テスト川(テストがわ、River Test)は、イングランド南部、ハンプシャーを流れる川である。総延長は40マイル(約64キロメートル)あり、その流れはいくつもの風光明媚なイングランド南部の牧草に覆われた丘陵地帯(ダウンランド)を通り、ベイジングストークの西方10キロメートルにある集落アッシュ近辺の水源(地形測量局のグリッド参照システムではSU532498付近)から、サウサンプトン湾まで流れている。この川の上流は石灰岩質の土壌を流れるチョークストリーム(Chalk stream)であり、世界有数のトラウトフィッシング(マス釣り)のポイントとして知られている。[1]
川はアッシュ村の近くを水源とし、オーバートンやラバストークといった村落、ホイットチャーチの町を通って西へ流れ、テストボーンでボーン川と合流する手前で、流路の向きを南方へと変えている。そこからは、ロングパリッシュやミドルトンの村落を通過し、ディーバー川とアントン川と合流するホエアウェルやチルボルトンの村落へと流れてゆく。[2]
チルボルトンからは、レックフォード、ロングストック、ストックブリッジ、ホートンといった村落を通り、ダン川と合流するモティスフォントやキンブリッジの村落へと流れる。ここからはティムズベリーの村を通って、ロムジーに届く手前でロケ・マナーの荘園内を流れる。ロムジーの西の端には、18世紀の水車小屋であるサドラーズ・ミルがテスト川の川岸に建っている。[3]
ロムジーの南部では、川はルイス・マウントバッテン卿が住んだブロードランズの屋敷を通り、かつてローマ人の建設した橋があったナースリングの村落を通過し、そしてサウサンプトン郊外にあるトットンとレッドブリッジの間を流れてゆく。サウサンプトンの郊外でブラックウォーター川と合流し、そこからまもなく河口になる。広い河口付近では北側の川岸に沿ってコンテナターミナルやサウサンプトン港の岸壁が広がっている。最終的に河口付近でイッチェン川と並走し、二つの川はサウサンプトン湾に流れ込む。[4]

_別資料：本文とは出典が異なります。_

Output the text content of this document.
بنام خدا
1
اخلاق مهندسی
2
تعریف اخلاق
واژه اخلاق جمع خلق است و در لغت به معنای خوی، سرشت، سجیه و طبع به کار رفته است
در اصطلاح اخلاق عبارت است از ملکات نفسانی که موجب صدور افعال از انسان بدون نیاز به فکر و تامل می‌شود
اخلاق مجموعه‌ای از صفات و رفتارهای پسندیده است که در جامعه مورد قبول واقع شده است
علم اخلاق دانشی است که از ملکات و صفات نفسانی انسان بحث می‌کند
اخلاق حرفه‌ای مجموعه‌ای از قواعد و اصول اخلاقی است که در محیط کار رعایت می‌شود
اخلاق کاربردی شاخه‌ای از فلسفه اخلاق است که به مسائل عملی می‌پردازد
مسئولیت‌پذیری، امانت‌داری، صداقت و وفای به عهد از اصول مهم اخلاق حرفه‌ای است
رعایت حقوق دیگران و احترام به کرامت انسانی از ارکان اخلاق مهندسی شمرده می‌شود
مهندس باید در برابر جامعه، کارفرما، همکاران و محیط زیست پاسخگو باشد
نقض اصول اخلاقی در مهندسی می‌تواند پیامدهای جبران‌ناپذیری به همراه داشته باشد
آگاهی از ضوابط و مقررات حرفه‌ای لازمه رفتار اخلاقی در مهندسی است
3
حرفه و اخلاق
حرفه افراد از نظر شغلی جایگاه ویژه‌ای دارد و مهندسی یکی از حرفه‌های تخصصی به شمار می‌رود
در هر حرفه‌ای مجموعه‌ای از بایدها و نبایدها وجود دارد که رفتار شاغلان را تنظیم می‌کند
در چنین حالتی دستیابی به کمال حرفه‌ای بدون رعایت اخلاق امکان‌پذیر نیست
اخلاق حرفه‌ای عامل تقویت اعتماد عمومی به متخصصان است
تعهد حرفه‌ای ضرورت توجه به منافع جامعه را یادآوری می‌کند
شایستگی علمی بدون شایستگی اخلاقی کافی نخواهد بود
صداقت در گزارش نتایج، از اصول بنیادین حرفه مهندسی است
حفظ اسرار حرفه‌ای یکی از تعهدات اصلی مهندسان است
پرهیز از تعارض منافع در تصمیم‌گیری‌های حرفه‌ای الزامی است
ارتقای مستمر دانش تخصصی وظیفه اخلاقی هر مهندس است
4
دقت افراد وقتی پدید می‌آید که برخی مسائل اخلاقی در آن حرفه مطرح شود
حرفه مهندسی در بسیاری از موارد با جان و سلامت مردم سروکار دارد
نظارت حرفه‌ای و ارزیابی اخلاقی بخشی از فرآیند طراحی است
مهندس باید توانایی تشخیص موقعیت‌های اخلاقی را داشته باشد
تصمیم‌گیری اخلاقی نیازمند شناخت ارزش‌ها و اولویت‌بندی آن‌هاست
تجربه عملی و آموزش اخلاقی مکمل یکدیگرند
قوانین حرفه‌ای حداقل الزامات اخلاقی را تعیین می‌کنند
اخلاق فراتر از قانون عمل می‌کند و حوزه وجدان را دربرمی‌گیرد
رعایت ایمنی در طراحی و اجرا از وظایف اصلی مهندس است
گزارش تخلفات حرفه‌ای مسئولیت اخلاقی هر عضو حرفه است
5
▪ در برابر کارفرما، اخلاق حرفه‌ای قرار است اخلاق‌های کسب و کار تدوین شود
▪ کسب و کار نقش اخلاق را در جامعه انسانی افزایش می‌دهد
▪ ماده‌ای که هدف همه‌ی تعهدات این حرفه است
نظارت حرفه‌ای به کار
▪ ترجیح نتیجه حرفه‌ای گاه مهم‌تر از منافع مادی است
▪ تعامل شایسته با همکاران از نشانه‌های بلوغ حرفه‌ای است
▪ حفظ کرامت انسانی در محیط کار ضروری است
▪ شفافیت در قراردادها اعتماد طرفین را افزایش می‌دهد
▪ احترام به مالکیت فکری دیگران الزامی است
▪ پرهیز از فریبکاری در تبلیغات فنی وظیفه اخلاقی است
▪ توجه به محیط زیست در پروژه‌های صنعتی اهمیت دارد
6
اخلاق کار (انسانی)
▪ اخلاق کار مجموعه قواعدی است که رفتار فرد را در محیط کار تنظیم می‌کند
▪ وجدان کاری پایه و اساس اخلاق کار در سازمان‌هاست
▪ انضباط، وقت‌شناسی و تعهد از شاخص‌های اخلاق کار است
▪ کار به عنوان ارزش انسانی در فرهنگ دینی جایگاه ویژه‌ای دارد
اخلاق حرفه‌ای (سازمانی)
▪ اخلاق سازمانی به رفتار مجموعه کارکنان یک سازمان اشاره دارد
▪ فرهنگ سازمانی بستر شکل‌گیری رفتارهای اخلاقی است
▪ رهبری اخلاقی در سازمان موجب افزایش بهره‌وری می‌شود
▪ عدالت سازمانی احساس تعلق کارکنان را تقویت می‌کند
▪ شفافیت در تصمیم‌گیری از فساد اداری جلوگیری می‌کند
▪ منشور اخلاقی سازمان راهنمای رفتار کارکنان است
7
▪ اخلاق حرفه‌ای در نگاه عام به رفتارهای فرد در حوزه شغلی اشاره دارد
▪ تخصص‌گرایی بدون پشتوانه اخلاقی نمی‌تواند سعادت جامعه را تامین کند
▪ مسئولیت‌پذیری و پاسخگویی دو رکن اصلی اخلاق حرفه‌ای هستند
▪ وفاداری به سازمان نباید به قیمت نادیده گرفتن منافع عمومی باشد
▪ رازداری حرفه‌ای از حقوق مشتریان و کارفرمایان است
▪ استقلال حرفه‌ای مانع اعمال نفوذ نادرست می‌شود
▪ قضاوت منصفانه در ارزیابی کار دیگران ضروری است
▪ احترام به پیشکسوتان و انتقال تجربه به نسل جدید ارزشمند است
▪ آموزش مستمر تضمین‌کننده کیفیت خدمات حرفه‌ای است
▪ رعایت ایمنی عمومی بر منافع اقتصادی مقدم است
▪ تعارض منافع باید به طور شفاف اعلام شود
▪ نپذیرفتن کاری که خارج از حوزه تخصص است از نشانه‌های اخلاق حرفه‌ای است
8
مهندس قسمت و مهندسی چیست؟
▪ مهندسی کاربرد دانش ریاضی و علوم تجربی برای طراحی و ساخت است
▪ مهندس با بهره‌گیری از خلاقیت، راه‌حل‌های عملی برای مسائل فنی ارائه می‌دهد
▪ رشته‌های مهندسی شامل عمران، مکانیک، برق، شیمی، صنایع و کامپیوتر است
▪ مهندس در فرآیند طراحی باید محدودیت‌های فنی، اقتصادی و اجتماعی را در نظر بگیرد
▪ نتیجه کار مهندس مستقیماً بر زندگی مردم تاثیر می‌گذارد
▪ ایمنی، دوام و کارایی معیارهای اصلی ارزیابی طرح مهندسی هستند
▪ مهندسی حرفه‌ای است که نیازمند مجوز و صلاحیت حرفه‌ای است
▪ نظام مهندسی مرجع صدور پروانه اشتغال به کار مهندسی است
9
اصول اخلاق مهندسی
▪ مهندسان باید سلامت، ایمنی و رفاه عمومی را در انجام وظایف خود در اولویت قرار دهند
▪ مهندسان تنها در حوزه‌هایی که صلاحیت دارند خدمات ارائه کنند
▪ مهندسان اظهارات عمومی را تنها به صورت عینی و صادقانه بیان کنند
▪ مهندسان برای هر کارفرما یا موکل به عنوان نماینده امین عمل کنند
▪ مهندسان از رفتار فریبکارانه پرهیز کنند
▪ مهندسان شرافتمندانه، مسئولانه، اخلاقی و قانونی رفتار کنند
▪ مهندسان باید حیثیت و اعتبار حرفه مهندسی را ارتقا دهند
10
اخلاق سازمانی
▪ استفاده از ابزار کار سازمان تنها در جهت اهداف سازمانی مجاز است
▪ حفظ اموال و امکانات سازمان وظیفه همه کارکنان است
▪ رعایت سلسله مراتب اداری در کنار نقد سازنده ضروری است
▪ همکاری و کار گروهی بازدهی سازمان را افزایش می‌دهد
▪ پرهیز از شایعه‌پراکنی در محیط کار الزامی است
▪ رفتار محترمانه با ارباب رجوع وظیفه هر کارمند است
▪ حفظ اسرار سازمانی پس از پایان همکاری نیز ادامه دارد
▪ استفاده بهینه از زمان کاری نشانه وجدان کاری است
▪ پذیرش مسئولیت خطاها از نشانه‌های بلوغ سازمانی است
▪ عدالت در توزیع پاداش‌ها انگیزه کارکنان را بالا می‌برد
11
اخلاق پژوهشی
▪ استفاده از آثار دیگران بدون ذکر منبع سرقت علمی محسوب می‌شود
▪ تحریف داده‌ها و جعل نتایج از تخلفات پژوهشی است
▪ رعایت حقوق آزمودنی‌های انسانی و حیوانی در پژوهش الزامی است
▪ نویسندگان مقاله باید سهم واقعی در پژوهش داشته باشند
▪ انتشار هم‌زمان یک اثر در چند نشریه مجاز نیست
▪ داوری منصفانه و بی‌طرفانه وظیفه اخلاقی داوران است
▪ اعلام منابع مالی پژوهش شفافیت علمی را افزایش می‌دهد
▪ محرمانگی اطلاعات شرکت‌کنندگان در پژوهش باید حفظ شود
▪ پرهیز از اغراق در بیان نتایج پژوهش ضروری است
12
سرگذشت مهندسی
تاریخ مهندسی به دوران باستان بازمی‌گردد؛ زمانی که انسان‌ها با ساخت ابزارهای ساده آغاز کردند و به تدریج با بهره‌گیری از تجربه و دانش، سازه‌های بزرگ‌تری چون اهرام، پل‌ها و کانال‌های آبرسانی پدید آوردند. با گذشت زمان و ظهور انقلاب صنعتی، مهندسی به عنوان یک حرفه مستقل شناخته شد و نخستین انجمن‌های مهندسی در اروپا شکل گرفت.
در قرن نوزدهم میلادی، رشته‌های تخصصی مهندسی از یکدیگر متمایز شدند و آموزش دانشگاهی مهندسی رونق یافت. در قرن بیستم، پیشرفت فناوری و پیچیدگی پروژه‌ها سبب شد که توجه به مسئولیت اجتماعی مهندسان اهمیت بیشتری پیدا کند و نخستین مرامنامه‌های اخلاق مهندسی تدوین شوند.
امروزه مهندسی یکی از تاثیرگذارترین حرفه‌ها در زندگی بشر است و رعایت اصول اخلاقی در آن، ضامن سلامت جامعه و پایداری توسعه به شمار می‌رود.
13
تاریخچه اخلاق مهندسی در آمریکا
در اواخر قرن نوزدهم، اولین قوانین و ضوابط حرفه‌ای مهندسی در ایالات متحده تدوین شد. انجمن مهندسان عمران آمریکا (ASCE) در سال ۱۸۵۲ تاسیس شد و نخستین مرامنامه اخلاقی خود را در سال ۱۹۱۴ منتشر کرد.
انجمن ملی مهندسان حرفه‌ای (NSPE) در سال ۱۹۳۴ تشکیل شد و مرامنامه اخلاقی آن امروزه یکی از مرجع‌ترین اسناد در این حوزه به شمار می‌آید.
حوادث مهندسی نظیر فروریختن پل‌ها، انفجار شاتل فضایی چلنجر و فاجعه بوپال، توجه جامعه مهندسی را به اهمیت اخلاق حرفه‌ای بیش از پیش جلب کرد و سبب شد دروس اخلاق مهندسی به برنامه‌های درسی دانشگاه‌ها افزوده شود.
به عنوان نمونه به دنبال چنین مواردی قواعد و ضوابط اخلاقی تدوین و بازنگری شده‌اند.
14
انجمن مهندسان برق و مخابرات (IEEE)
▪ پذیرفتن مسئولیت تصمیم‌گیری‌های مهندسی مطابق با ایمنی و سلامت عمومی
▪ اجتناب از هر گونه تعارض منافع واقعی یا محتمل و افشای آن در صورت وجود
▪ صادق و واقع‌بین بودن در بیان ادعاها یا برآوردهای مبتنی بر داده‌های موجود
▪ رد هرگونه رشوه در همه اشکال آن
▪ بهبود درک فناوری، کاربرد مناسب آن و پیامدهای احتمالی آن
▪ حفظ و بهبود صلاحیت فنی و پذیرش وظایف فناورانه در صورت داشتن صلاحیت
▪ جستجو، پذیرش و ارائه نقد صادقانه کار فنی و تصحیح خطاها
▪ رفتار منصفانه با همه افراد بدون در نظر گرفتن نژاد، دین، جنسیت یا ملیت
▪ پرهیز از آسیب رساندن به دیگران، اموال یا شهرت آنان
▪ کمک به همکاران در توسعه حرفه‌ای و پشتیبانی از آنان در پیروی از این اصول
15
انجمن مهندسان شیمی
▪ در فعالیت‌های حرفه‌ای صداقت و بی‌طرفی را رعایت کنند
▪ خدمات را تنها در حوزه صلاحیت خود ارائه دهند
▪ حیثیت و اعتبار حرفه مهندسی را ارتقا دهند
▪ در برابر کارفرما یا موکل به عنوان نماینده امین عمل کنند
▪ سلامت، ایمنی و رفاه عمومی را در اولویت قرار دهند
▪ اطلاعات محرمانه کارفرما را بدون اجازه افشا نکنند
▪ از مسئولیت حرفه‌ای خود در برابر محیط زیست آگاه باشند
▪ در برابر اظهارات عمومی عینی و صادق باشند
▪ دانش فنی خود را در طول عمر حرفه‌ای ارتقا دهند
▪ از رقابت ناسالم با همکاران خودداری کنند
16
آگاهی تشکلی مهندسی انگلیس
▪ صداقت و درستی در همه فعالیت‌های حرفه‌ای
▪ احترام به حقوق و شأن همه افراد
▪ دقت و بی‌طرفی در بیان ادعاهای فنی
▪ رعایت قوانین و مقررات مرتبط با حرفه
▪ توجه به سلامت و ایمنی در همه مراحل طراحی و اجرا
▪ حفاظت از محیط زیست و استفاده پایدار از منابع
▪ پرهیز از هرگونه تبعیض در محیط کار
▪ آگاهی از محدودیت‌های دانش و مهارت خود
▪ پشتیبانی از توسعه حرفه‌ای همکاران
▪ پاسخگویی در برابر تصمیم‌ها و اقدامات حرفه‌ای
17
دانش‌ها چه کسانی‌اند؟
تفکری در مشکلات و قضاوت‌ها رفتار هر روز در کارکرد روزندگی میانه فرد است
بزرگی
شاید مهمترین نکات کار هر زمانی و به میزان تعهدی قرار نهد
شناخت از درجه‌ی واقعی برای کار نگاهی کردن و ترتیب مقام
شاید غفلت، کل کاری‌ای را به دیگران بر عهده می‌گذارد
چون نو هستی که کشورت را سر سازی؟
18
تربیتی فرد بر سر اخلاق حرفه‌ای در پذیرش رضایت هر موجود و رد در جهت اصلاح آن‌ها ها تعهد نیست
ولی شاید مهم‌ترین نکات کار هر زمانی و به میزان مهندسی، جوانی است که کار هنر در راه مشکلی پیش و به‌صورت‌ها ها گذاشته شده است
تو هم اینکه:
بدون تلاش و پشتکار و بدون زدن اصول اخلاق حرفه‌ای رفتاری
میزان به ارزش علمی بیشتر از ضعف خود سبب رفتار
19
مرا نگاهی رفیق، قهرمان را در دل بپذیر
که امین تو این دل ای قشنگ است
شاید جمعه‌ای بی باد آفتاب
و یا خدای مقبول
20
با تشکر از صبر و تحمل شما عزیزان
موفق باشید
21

チルボルトンとレッドブリッジ間において、かつてテスト川は廃止されたアンドーヴァー運河と並走して流れていた。この運河の大部分は1865年に鉄道のスプラット・アンド・ウィンクル線を建設するために埋め立てられてしまい、今日ではこの鉄道区間も大部分が廃止されている。ティムズベリーとラムジー間では運河の遺構をまだ確認することができるが、鉄道工事の結果、運河の大部分は完全に失われてしまった。[5]
テスト川はイギリスの環境庁によって管理されており、レッドブリッジより下流の感潮河川部分はサウサンプトン港が船舶の航行を管理している。1998年、河口に近い下流部の一部はサウサンプトン湾、ソレント海峡およびワイト島の一部と共にラムサール条約登録地となった[6]。
アンドーヴァーの町に議会を置く非都市ディストリクトであるテスト・ヴァレーの名はテスト川に由来しており、イギリス議会下院(庶民院)のサウサンプトン・テスト選挙区も同様にテスト川に由来している。
テスト川は、リチャード・アダムスの小説『ウォーターシップ・ダウンのうさぎたち』[7]の重要な場面で登場する。ビグウィグが逃亡者の一団を率いてエフラファから脱走した後、彼らウォーターシップうさぎたちはウーンドウォート将軍率いるエフラファうさぎたちに追われる。ブラックベリーが考案したテスト川を平底船で下り逃亡を成功させる計画を、ヘイズルが実行する。文中では、ほとんどの川でこの計画が成功することはなかったであろうと語られており、テスト川の流れがスムースで沈んだ木の枝や中洲が少ないという環境が例外を作り出したと語られている。まもなく後に、平底船はアーチ橋に出くわして止まり、生き残ったうさぎたちはその場所から逃れるために橋の下を泳いで渡ることを強いられる。